Stephan recherchait la proximité avec ces artistes complexes, et moi, leur état d’esprit. En hommage à René Daumal, le poète-mystique, il fit une fois de plus ses bagages et se mit en route pour le Nanda Devi – « déesse-qui-donne-la-félicité », montagne majestueuse et sommet le plus élevé du Garhwal-Himalaya. De mon côté, je me préparais à ma propre ascension, en lisant des traductions de textes sanskrits, ainsi que l’extraordinaire roman inachevé de Daumal, Le Mont Analogue.
Notre trilogie s’est conclue par l’enregistrement physique des œuvres d’Arthur Rimbaud, Antonin Artaud et René Daumal. Pour cette installation au Centre Pompidou, nous avons rassemblé les ephemerarecueillis au fil de notre pèlerinage, qu’il ait été physique ou mental : fragments de tissu, perles, morceaux de bois, pierres, instruments indigènes. Pour nous, tout est Evidence, tout porte témoignage.

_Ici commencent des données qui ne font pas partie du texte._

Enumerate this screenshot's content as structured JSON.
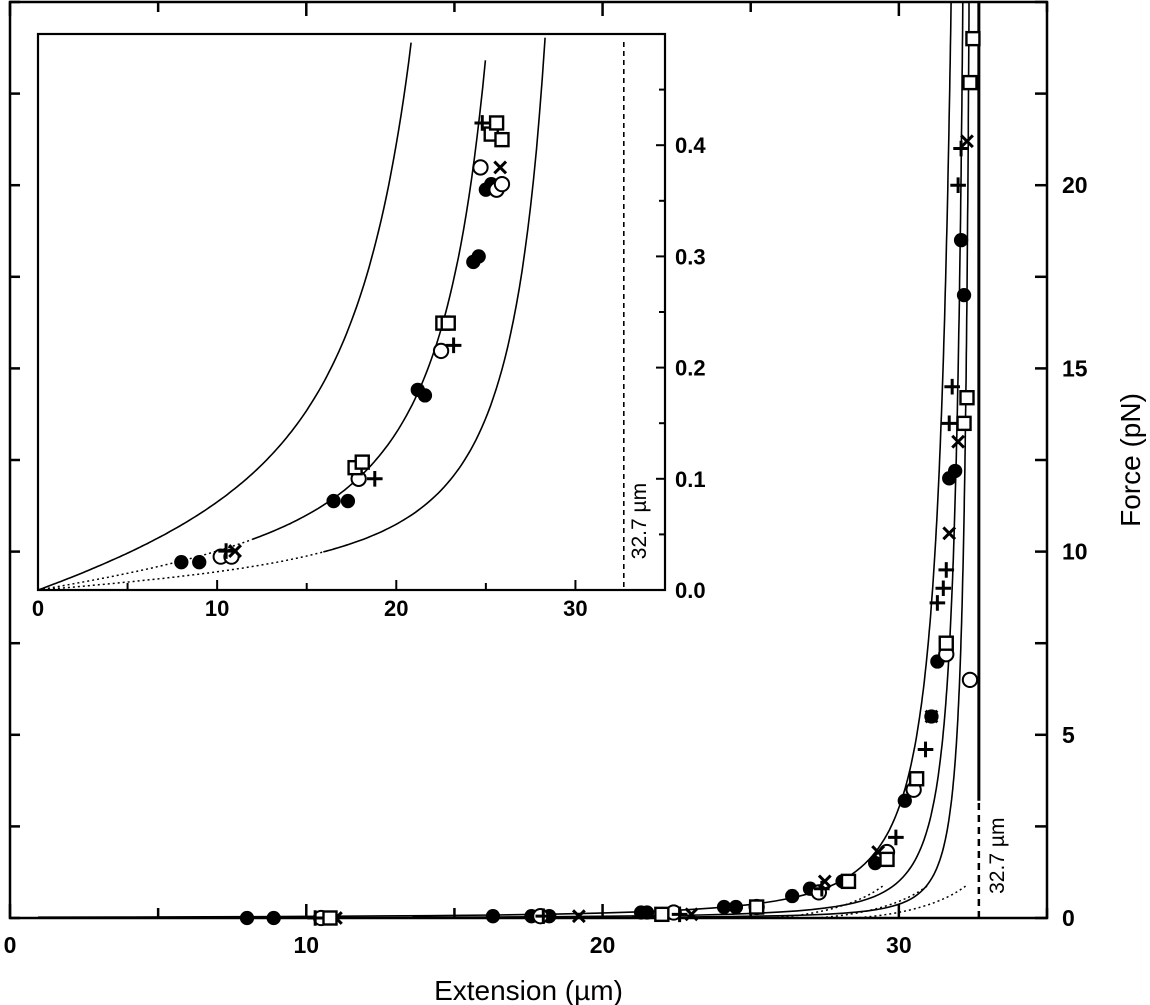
{
  "chart_data": [
    {
      "type": "scatter",
      "title": "",
      "xlabel": "Extension (µm)",
      "ylabel": "Force (pN)",
      "xlim": [
        0,
        35
      ],
      "ylim": [
        0,
        25
      ],
      "x_ticks": [
        "0",
        "10",
        "20",
        "30"
      ],
      "y_ticks": [
        "0",
        "5",
        "10",
        "15",
        "20"
      ],
      "y_axis_side": "right",
      "grid": false,
      "legend": "none",
      "annotations": [
        {
          "text": "32.7 µm",
          "x": 32.7
        }
      ],
      "series": [
        {
          "marker": "filled-circle",
          "points": [
            [
              8.0,
              0.0
            ],
            [
              8.9,
              0.0
            ],
            [
              10.7,
              0.0
            ],
            [
              16.3,
              0.05
            ],
            [
              17.6,
              0.05
            ],
            [
              18.2,
              0.05
            ],
            [
              21.3,
              0.15
            ],
            [
              21.5,
              0.15
            ],
            [
              24.1,
              0.3
            ],
            [
              24.5,
              0.3
            ],
            [
              26.4,
              0.6
            ],
            [
              27.0,
              0.8
            ],
            [
              28.1,
              1.0
            ],
            [
              29.2,
              1.5
            ],
            [
              30.2,
              3.2
            ],
            [
              31.1,
              5.5
            ],
            [
              31.3,
              7.0
            ],
            [
              31.7,
              12.0
            ],
            [
              31.9,
              12.2
            ],
            [
              32.2,
              17.0
            ],
            [
              32.1,
              18.5
            ]
          ]
        },
        {
          "marker": "open-circle",
          "points": [
            [
              10.5,
              0.0
            ],
            [
              17.9,
              0.05
            ],
            [
              22.4,
              0.15
            ],
            [
              25.2,
              0.3
            ],
            [
              27.3,
              0.7
            ],
            [
              29.6,
              1.8
            ],
            [
              30.5,
              3.5
            ],
            [
              31.6,
              7.2
            ],
            [
              32.4,
              6.5
            ]
          ]
        },
        {
          "marker": "plus",
          "points": [
            [
              10.3,
              0.0
            ],
            [
              18.0,
              0.05
            ],
            [
              22.6,
              0.1
            ],
            [
              27.4,
              0.8
            ],
            [
              29.9,
              2.2
            ],
            [
              30.9,
              4.6
            ],
            [
              31.3,
              8.6
            ],
            [
              31.5,
              9.0
            ],
            [
              31.6,
              9.5
            ],
            [
              31.7,
              13.5
            ],
            [
              31.8,
              14.5
            ],
            [
              32.0,
              20.0
            ],
            [
              32.1,
              21.0
            ]
          ]
        },
        {
          "marker": "cross",
          "points": [
            [
              11.0,
              0.0
            ],
            [
              19.2,
              0.05
            ],
            [
              23.0,
              0.1
            ],
            [
              27.5,
              1.0
            ],
            [
              29.3,
              1.8
            ],
            [
              31.1,
              5.5
            ],
            [
              31.7,
              10.5
            ],
            [
              32.0,
              13.0
            ],
            [
              32.3,
              21.2
            ]
          ]
        },
        {
          "marker": "open-square",
          "points": [
            [
              10.8,
              0.0
            ],
            [
              22.0,
              0.1
            ],
            [
              25.2,
              0.3
            ],
            [
              28.3,
              1.0
            ],
            [
              29.6,
              1.6
            ],
            [
              30.6,
              3.8
            ],
            [
              31.6,
              7.5
            ],
            [
              32.2,
              13.5
            ],
            [
              32.3,
              14.2
            ],
            [
              32.4,
              22.8
            ],
            [
              32.5,
              24.0
            ]
          ]
        }
      ]
    },
    {
      "type": "scatter",
      "title": "",
      "xlabel": "",
      "ylabel": "",
      "xlim": [
        0,
        35
      ],
      "ylim": [
        0,
        0.5
      ],
      "x_ticks": [
        "0",
        "10",
        "20",
        "30"
      ],
      "y_ticks": [
        "0.0",
        "0.1",
        "0.2",
        "0.3",
        "0.4"
      ],
      "y_axis_side": "right",
      "grid": false,
      "legend": "none",
      "annotations": [
        {
          "text": "32.7 µm",
          "x": 32.7
        }
      ],
      "series": [
        {
          "marker": "filled-circle",
          "points": [
            [
              8.0,
              0.025
            ],
            [
              9.0,
              0.025
            ],
            [
              16.5,
              0.08
            ],
            [
              17.3,
              0.08
            ],
            [
              21.2,
              0.18
            ],
            [
              21.6,
              0.175
            ],
            [
              24.3,
              0.295
            ],
            [
              24.6,
              0.3
            ],
            [
              25.0,
              0.36
            ],
            [
              25.3,
              0.365
            ]
          ]
        },
        {
          "marker": "open-circle",
          "points": [
            [
              10.2,
              0.03
            ],
            [
              10.8,
              0.03
            ],
            [
              17.9,
              0.1
            ],
            [
              22.5,
              0.215
            ],
            [
              24.7,
              0.38
            ],
            [
              25.6,
              0.36
            ],
            [
              25.9,
              0.365
            ]
          ]
        },
        {
          "marker": "plus",
          "points": [
            [
              10.5,
              0.035
            ],
            [
              18.8,
              0.1
            ],
            [
              23.2,
              0.22
            ],
            [
              24.8,
              0.42
            ]
          ]
        },
        {
          "marker": "cross",
          "points": [
            [
              11.0,
              0.035
            ],
            [
              25.8,
              0.38
            ]
          ]
        },
        {
          "marker": "open-square",
          "points": [
            [
              17.7,
              0.11
            ],
            [
              18.1,
              0.115
            ],
            [
              22.6,
              0.24
            ],
            [
              22.9,
              0.24
            ],
            [
              25.3,
              0.41
            ],
            [
              25.6,
              0.42
            ],
            [
              25.9,
              0.405
            ]
          ]
        }
      ]
    }
  ]
}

Stephan a passé au peigne fin des monceaux de ces fragments préparatoires, tandis que je traçais, composais et constituais des cartes qui n’étaient pas des cartes, mais des empreintes de l’imagination.
C’est lui qui a voyagé jusqu’à ces grottes, ces déserts, ces altitudes, inaccessibles pour moi, lui qui a gravi des montagnes menaçantes, nagé dans des eaux perfides et traversé les plaines africaines à l’arrière des camions. Tout recelait les odeurs de ces endroits – ce fut ma fenêtre, ma terre. J’ai pu marcher dans ses pas.
C’est ainsi que je suis entrée dans le château de l’alchimiste, où toute chose est changée en or. Pas les petits lingots d’or ou les lourdes pièces qui pesaient à la ceinture de Rimbaud, ni cette drogue qui atténuait pour Artaud les souffrances de son existence, ni même le minuscule peradam diaphane que l’on trouve, chez Daumal, sur les pentes du Mont Analogue. Rien de tout cela, sinon les richesses inestimables d’une amitié née dans les nuages, loin du monde. »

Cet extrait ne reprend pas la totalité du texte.